Currently, there are efforts underway to consolidate, simplify, and reform data collection and reporting. The American Medical Group Association (AMGA) recently produced 14 consolidated quality measures that include process measures, like cancer screening, and also outcome measures, like hospital readmission rates, emergency department use per 1,000, and skilled nursing facility admissions per 1,000. The public/private Core Quality Measures Collaborative has identified seven domains, with multiple measures in each domain.
What can physicians do?
First, make workflow changes so that physicians are not the primary gatherer of data. In some practices, the medical assistant (MA) meets with the physician in the morning to go over the quality data that is needed for each patient scheduled that day. The MA can also acquire some, if not all, of this data before the physician sees the patient.
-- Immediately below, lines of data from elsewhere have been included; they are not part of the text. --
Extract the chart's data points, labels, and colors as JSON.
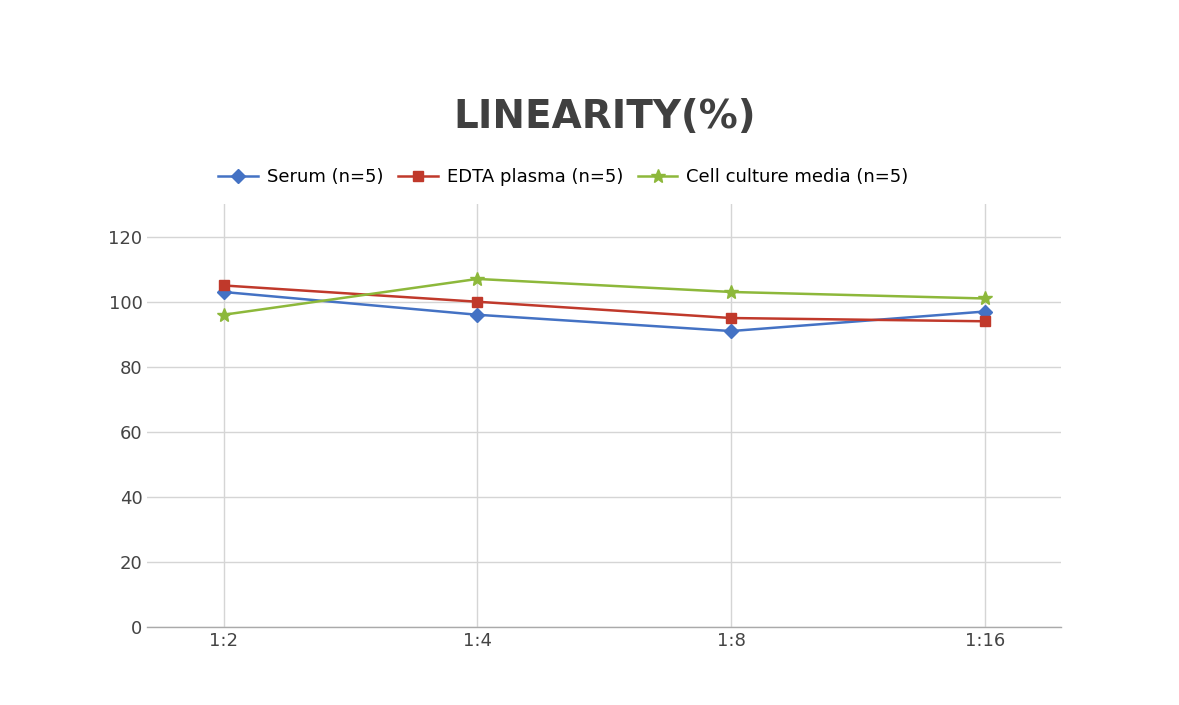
{
  "title": "LINEARITY(%)",
  "x_labels": [
    "1:2",
    "1:4",
    "1:8",
    "1:16"
  ],
  "x_values": [
    0,
    1,
    2,
    3
  ],
  "series": [
    {
      "label": "Serum (n=5)",
      "values": [
        103,
        96,
        91,
        97
      ],
      "color": "#4472C4",
      "marker": "D",
      "marker_size": 7,
      "linewidth": 1.8
    },
    {
      "label": "EDTA plasma (n=5)",
      "values": [
        105,
        100,
        95,
        94
      ],
      "color": "#C0392B",
      "marker": "s",
      "marker_size": 7,
      "linewidth": 1.8
    },
    {
      "label": "Cell culture media (n=5)",
      "values": [
        96,
        107,
        103,
        101
      ],
      "color": "#8DB83B",
      "marker": "*",
      "marker_size": 10,
      "linewidth": 1.8
    }
  ],
  "ylim": [
    0,
    130
  ],
  "yticks": [
    0,
    20,
    40,
    60,
    80,
    100,
    120
  ],
  "background_color": "#ffffff",
  "title_fontsize": 28,
  "title_color": "#404040",
  "legend_fontsize": 13,
  "tick_fontsize": 13,
  "grid_color": "#d5d5d5",
  "xlim": [
    -0.3,
    3.3
  ]
}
That way, when the doctor walks in the room, the focus is immediately on “What brings you in today?”
Second, push EHR providers to improve interoperability, so that data does not need to be collected multiple times, and current information is always available to the physician during a patient encounter.
Third, recognize that the physician voice needs to be heard when designing quality metrics and reporting processes. Physicians are key stakeholders in the conceptualization, design, and implementation of quality reporting. By exercising their voice through organized physician and medical group organizations and participating in discussion and work groups, physicians can help shape the next generation of quality metrics to be meaningful, easy to record, and standardized.
Steven Green, MD, serves as secretary for the Council of Accountable Physician Practices (CAPP), a coalition of American multi-specialty medical groups and health systems. He is also the chief medical officer of Sharp-Rees Stealy Medical Group in San Diego.